I’m driving to Melbourne
on Wednesday. The usual grooves of PBS FM is displaced by Radio National’s Books
and Arts Daily talking about John Logan’s play Red currently at the MTC.
Before I can switch back
to PBS’ Roots of Rhythm, my usual Wednesday driving companion, I realise that
Red is about Rothko and my all time favourite restaurant, in a design sense,
the Four Seasons in New York.
I’m certain that the
vision, extravagance, drama and conceit that made up the gestation of this
Madmen extravaganza will, even in these post Bulli times, be hard to Trump.
Bit of background..Put
Yankee post war binge in the late 1950’s, a prime piece of Park Avenue real
estate, the Seagram Corporation, Mies Van der Rohe, Philip Johnson, Joe Baum.
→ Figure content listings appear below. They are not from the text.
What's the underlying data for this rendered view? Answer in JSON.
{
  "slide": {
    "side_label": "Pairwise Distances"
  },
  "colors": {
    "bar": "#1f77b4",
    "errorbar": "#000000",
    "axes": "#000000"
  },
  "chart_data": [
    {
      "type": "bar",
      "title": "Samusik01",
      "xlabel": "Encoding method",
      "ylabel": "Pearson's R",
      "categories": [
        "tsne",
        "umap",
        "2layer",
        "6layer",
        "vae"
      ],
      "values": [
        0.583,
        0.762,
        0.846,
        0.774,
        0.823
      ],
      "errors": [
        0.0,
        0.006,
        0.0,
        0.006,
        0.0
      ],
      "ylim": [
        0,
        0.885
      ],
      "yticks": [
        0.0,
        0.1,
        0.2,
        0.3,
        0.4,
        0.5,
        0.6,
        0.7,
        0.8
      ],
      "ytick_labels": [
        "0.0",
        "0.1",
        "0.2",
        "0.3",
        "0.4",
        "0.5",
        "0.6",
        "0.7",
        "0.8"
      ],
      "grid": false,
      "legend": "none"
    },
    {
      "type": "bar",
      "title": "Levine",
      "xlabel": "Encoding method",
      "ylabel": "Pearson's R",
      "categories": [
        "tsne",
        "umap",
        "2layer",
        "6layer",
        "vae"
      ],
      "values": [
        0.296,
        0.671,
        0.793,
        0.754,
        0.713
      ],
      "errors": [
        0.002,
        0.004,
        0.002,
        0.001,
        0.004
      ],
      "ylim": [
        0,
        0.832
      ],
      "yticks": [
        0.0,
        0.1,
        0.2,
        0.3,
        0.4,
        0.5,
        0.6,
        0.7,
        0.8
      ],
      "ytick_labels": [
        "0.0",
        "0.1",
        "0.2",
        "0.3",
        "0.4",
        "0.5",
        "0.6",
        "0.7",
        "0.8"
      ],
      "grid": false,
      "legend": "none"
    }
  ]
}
George Lang, Mark Rothko and Jackson Pollock into a skyscraper of a cocktail
and what you got was a deadly mix of an operatic scale played out in the
opening of the most extravagant modern restaurant dining room of the most
extravagant city at a time when extravagance new no bounds.
I was really looking
forward to the play especially to see how the serendipitous Australian
connection will be revealed. I ring the Hyphen, make a booking and slide
breathlessly 8 hours later into Script dining room for a pre dinner meal.
Without giving anything
away [its been reviewed in all the media quite closely] the play centres around
Rothko’s moral soul search in taking a big commission from a large corporation
for work that he sees as transcending all previous attempts at abstract
expressionism. It’s a two-hander between the new assistant and the master
confronting his own demons while monstering the young up and coming artist with
questions of Pollocks suicide, the trivia of Pop Art, the nature of colour, the
interplay of light, Nietzsche, Apollo- Dionysus and the eternal questions of
generational change.
Colin Friels gives a good but predictable
performance with a very stilted accent [why do we need to copy accents?] the
assistants role is restrained and he brings the drama to a head by confronting
the Artist with the essence of his moral dilemma. After visiting the Four
Seasons [its already open] Rothko reneges and brings on the climax and return of
the substantial commission.
As the lights dim and applause
begins I realise that the full story with the equally dramatic Australian connection
is not going to be revealed.
What happened
next.........
When Jerry Brody of Restaurant
Associates one of the consultants working on the restaurant realises that they
will not have the Rothko paintings they turn to art collector Ben Heller to ask
if he had something appropriate to fill nearly 20 meter space. Heller suggested
a painting in his garage that his kids were in danger of destroying. Of course
it was Blue Poles. The painting goes into the private room of the Four Seasons
before Rothko’s visit but strangely this is not mentioned in the play.
Fast forward to 1973
Rothko has committed suicide three years earlier. The Four Seasons has fallen
on hard times and James Mollison from the Australian National Gallery convinces
Whitlam and the acquisition committee to pay the highest price [A$2 million] to
that date for a modern American painting. Resulting in a scandal that rocked
the art world at the time.
Post Script: Blue Poles
whatever you may think of it, is, today valued at between $50M and $150M
The opera continues to be
played out still every day in the restaurant that now desperately needs a new American
vision to feed the desires of today’s madmen. If you get a chance to go the bar
snacks at the 5 pm happy time are brilliant and the interior is totally intact.